When other tech companies realize GenAI will never produce what they want, there will be a rush to re-hire developers.

Top talent all started as junior talent. Grab that pool so nobody else will have it.



On a related note, we had another popular thread in HN earlier this week - (AWS CEO says using AI to replace junior staff is 'Dumbest thing I've ever heard' ) https://news.ycombinator.com/item?id=44972151 which is quite the opposite of this original post.


> GenAI will never produce what they want

What's your argument supporting this? Ten years ago GenAI couldn't produce two coherent sentences. We've come a long way, what makes you think it won't go further?


> Ten years ago GenAI couldn't produce two coherent sentences.

Depending on the question, it still can't.

It's kinda crazy how you view repeating probabilistic outputs as "coherent sentences".

> We've come a long way, what makes you think it won't go further?

Where did I say it won't go further? I said it will never produce what they want.

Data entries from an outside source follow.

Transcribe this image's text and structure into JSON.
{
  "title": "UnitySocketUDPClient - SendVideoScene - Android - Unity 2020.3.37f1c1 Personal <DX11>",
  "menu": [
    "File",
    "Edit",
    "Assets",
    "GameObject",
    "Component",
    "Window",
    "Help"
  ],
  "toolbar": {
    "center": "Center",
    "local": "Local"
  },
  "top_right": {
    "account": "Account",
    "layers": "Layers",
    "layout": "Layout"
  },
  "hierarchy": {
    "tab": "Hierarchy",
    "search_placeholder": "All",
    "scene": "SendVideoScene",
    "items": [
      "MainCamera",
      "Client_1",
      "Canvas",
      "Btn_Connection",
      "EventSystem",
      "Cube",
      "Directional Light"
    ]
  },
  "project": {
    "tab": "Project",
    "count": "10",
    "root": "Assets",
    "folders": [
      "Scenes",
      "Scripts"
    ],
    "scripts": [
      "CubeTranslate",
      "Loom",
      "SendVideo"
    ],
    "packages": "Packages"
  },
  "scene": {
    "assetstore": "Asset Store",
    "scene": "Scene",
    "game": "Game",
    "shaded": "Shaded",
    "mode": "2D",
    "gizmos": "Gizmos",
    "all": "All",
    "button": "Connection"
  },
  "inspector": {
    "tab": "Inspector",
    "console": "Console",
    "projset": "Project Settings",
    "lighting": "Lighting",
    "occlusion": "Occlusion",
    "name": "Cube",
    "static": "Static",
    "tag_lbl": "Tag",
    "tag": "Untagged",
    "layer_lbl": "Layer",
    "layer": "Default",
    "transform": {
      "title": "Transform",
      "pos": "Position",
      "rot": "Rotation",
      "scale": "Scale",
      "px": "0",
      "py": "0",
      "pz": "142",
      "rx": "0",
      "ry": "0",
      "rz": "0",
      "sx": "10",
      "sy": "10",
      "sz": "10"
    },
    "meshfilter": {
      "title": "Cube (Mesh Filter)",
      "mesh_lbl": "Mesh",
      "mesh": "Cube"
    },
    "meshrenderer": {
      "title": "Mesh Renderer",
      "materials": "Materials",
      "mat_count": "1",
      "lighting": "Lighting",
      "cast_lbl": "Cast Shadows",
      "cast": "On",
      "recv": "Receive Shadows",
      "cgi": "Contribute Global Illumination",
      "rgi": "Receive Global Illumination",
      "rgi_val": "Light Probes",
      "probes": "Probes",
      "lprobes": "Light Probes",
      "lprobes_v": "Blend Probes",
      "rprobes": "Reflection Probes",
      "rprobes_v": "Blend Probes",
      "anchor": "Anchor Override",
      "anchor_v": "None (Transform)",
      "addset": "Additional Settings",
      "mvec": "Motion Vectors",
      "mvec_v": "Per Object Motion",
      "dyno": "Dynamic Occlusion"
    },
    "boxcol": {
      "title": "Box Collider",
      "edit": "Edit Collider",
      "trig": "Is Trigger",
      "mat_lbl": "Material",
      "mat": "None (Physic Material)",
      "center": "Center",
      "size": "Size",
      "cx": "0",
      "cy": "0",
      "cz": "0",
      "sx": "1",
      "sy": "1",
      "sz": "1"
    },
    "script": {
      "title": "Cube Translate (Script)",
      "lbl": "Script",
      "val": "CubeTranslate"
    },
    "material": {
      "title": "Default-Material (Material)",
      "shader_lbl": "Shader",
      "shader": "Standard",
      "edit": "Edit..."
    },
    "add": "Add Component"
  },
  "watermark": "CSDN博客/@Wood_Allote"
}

Those are different things.

Regardless, you're focused on the wrong point.


That is what my company does except we basically hire out of high school. After the founders, 100% of our employees (including myself) were hired directly as high school interns, kept for years during college, and got offers after graduation.

I wrote about this a bit. I wish we could hire more. I am kind of shocked how few companies do it. There are a LOT of smart kids who would love a summer programming job.

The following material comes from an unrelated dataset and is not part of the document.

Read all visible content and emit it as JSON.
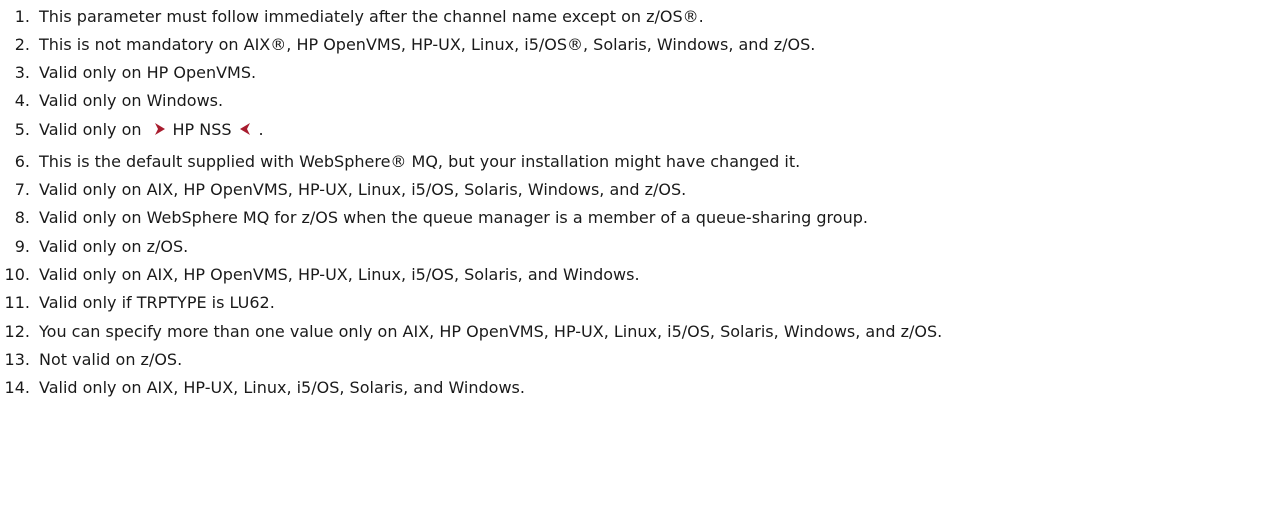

https://simonsarris.com/p/growing-software-developers


The issue with hiring many juniors is, when there is another dev boom, all the juniors that were hired, now mids or seniors, are going to jump ship to whoever is going to pay them the most. So, the company can either grow talent and then pay them market rate or hire at market rates from other companies that grew them. Hiring juniors, while good for the industry in the long run, doesn't really benefit an individual company. It is game theory and it is still why senior developers make a lot of money despite there being an oversupply of juniors.


> all the juniors that were hired, now mids or seniors, are going to jump ship to whoever is going to pay them the most

Yeah, that's the point!

> So, the company can either grow talent and then pay them market rate or hire at market rates from other companies that grew them.

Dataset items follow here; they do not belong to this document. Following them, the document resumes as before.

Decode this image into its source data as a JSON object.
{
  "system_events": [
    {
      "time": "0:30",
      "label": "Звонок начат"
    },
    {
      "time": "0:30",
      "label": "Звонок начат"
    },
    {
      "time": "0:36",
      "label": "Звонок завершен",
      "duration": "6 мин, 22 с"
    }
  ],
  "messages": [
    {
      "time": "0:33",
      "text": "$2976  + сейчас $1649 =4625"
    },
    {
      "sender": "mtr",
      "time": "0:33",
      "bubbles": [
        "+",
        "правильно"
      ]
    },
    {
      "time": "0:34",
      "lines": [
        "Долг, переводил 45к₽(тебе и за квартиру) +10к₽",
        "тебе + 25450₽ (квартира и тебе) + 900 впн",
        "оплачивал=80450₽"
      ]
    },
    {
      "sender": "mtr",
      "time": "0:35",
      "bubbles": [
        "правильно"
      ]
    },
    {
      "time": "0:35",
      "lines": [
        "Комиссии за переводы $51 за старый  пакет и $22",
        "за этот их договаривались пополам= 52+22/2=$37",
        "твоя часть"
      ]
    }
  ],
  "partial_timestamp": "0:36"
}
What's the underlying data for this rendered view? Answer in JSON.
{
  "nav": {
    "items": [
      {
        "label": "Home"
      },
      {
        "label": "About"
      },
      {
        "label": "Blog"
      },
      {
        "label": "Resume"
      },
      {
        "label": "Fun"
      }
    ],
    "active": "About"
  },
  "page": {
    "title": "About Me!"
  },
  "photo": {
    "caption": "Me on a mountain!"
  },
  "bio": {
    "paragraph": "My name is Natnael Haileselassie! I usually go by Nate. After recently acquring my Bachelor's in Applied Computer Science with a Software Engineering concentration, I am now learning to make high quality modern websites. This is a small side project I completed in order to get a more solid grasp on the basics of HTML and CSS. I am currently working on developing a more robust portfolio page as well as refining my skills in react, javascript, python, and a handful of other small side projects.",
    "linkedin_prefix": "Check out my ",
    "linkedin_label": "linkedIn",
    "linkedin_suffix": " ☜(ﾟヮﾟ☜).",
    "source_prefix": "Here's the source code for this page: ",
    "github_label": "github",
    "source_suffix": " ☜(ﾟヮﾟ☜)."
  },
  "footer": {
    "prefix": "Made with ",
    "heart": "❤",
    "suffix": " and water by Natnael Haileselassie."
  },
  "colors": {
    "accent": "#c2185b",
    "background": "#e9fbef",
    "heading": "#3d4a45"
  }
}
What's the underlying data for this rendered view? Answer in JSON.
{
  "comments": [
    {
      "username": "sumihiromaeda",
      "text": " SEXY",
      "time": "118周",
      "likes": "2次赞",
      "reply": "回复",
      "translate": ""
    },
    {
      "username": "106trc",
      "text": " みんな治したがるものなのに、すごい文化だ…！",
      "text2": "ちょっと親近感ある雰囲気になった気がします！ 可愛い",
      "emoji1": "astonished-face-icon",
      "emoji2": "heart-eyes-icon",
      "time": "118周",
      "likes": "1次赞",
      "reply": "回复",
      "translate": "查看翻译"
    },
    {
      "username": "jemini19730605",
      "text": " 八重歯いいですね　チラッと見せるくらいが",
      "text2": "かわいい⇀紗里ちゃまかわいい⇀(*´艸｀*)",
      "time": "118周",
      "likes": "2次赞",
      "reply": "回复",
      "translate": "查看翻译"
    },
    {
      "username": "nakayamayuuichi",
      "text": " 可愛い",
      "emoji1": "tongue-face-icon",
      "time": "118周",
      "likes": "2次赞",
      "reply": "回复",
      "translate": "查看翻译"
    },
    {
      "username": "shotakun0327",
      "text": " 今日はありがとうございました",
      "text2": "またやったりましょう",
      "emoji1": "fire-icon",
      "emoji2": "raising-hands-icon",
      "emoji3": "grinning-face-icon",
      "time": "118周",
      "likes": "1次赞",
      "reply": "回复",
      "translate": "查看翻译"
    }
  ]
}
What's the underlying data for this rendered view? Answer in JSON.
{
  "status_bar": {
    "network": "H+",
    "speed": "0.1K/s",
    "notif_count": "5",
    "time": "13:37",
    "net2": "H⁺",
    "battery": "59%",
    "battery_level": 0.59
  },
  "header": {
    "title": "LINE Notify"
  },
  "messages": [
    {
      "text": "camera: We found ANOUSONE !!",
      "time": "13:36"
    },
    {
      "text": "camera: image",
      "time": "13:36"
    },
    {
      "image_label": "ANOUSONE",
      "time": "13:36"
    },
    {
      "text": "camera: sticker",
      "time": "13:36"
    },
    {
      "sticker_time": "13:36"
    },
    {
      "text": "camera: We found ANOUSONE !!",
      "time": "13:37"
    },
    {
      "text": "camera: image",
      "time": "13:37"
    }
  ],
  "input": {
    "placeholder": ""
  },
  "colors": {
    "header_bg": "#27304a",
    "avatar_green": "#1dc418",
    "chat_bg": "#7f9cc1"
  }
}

It's not a zero sum game. The simple fact you overlooked is not every junior jumps ship.

> Hiring juniors, while good for the industry in the long run, doesn't really benefit an individual company

Things that are good for the industry DO benefit individual companies. Having a large and capable talent pool is good for everyone.


> Hiring juniors, while good for the industry in the long run, doesn't really benefit an individual company

If this is really a concern, require a long-term employment contract from incoming candidates.


Yep, that's how the military solved it. ROTC trains you, but then you're committed for 4 years.


Unethical bullshit, but sure


Nothing unethical about voluntary contracts that you freely enter into.

There are tradeoffs and you'd do well to acknowledge agency in this world.


Sure, for varying values of "freely"


Is someone being forced? Can you call the police?


Also, a lot of companies are not attractive enough for seniors (low job security/ not good environment/ not exciting work/ etc), so they are forced to hire juniors


> This could be the next iteration of stealing talent to prevent others from owning the market. An actually intelligent investor could dominate by bucking the trend and hire lots of smart, eager junior candidates.

First, they'd have to identify them, which the interview process at most companies is terrible at.